10.5 hadoop集群基准评测程序测试

1.1 基准评测程序测试hadoop集群

通过运行测试作业，用测试结果和资源检测结果来判断集群的性能，调整设置进行优化。最好在刚搭建好集群时测试。通过运行高强度的IO操作评测程序检测硬盘故障。

1.1.1 hadoop基准评测程序

（1）测试IO读写

hadoop自带基准评测程序，在D:\hadoop\hadoop-2.8.3\share\hadoop\mapreduce路径下hadoop-mapreduce-client-jobclient-2.8.3-tests.jar。运行命令如下命令，会出现提示没有参数，按照提示带上参数就可以执行IO读写操作测试：

D:\hadoop\hadoop-2.8.3\share\hadoop\mapreduce>hadoop jar hadoop-mapreduce-client-jobclient-2.8.3-tests.jar TestDFSIO

20/03/01 21:59:12 INFO fs.TestDFSIO: TestDFSIO.1.8

Missing arguments.

（2）使用TeraSort全排序测评HDFS

TeraSort在D:\hadoop\hadoop-2.8.3\share\hadoop\mapreduce的hadoop-mapreduce-examples-2.8.3.jar中。排序前要用teragen类生成随机数，然后在用TeraSort类进行全排序，源码在D:\hadoop\hadoop-2.8.3\share\hadoop\mapreduce\sources中hadoop-mapreduce-examples-2.8.3-sources.jar。

10.5 hadoop集群基准评测程序测试

1）生成10万亿随机数

teragen是一个map任务作业，可以指定生成多少行随机数。mapreduce.job.maps=1000指定map任务数，10t是10trillion（万亿）的意思，random-data是输出目录。执行命令生成10万亿随机数。

hadoop jar hadoop-mapreduce-examples-2.8.3.jar teragen –D mapreduce.job.maps=1000 10t random-data

teragen类的定义如下

/**

 * Licensed to the Apache Software Foundation (ASF) under one

 * or more contributor license agreements.  See the NOTICE file

 * distributed with this work for additional information

 * regarding copyright ownership.  The ASF licenses this file

 * to you under the Apache License, Version 2.0 (the

 * "License"); you may not use this file except in compliance

 * with the License.  You may obtain a copy of the License at

 *

 *     http://www.apache.org/licenses/LICENSE-2.0

 *

 * Unless required by applicable law or agreed to in writing, software

 * distributed under the License is distributed on an "AS IS" BASIS,

 * WITHOUT WARRANTIES OR CONDITIONS OF ANY KIND, either express or implied.
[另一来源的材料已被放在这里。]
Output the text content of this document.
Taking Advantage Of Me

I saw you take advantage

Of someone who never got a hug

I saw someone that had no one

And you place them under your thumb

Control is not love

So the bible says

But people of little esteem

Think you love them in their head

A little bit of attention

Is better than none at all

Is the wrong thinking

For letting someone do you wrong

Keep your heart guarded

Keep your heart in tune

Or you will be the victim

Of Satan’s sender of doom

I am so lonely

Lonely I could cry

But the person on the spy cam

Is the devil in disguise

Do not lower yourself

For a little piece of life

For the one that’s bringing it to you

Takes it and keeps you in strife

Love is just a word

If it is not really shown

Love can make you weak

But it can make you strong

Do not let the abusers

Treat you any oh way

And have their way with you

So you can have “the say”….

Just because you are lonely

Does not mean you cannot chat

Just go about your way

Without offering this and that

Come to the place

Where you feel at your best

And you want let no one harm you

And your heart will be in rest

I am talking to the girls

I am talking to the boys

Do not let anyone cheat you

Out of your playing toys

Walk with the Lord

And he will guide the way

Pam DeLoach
 * See the License for the specific language governing permissions and

 * limitations under the License.

 */



package org.apache.hadoop.examples.terasort;



import java.io.DataInput;

import java.io.DataOutput;

import java.io.IOException;

import java.util.ArrayList;

import java.util.List;

import java.util.zip.Checksum;



import org.apache.commons.logging.Log;

import org.apache.commons.logging.LogFactory;

import org.apache.hadoop.conf.Configuration;

import org.apache.hadoop.conf.Configured;

import org.apache.hadoop.fs.Path;

import org.apache.hadoop.io.LongWritable;

import org.apache.hadoop.io.NullWritable;

import org.apache.hadoop.io.Text;

import org.apache.hadoop.io.Writable;

import org.apache.hadoop.io.WritableUtils;

import org.apache.hadoop.mapreduce.Cluster;

import org.apache.hadoop.mapreduce.Counter;

import org.apache.hadoop.mapreduce.InputFormat;

import org.apache.hadoop.mapreduce.InputSplit;

import org.apache.hadoop.mapreduce.Job;

import org.apache.hadoop.mapreduce.JobContext;

import org.apache.hadoop.mapreduce.MRJobConfig;

import org.apache.hadoop.mapreduce.Mapper;

import org.apache.hadoop.mapreduce.RecordReader;

import org.apache.hadoop.mapreduce.TaskAttemptContext;

import org.apache.hadoop.mapreduce.lib.output.FileOutputFormat;

import org.apache.hadoop.util.PureJavaCrc32;

import org.apache.hadoop.util.Tool;

import org.apache.hadoop.util.ToolRunner;



/**

 * Generate the official GraySort input data set.

 * The user specifies the number of rows and the output directory and this

 * class runs a map/reduce program to generate the data.

 * The format of the data is:

 * <ul>

 * <li>(10 bytes key) (constant 2 bytes) (32 bytes rowid) 

 *     (constant 4 bytes) (48 bytes filler) (constant 4 bytes)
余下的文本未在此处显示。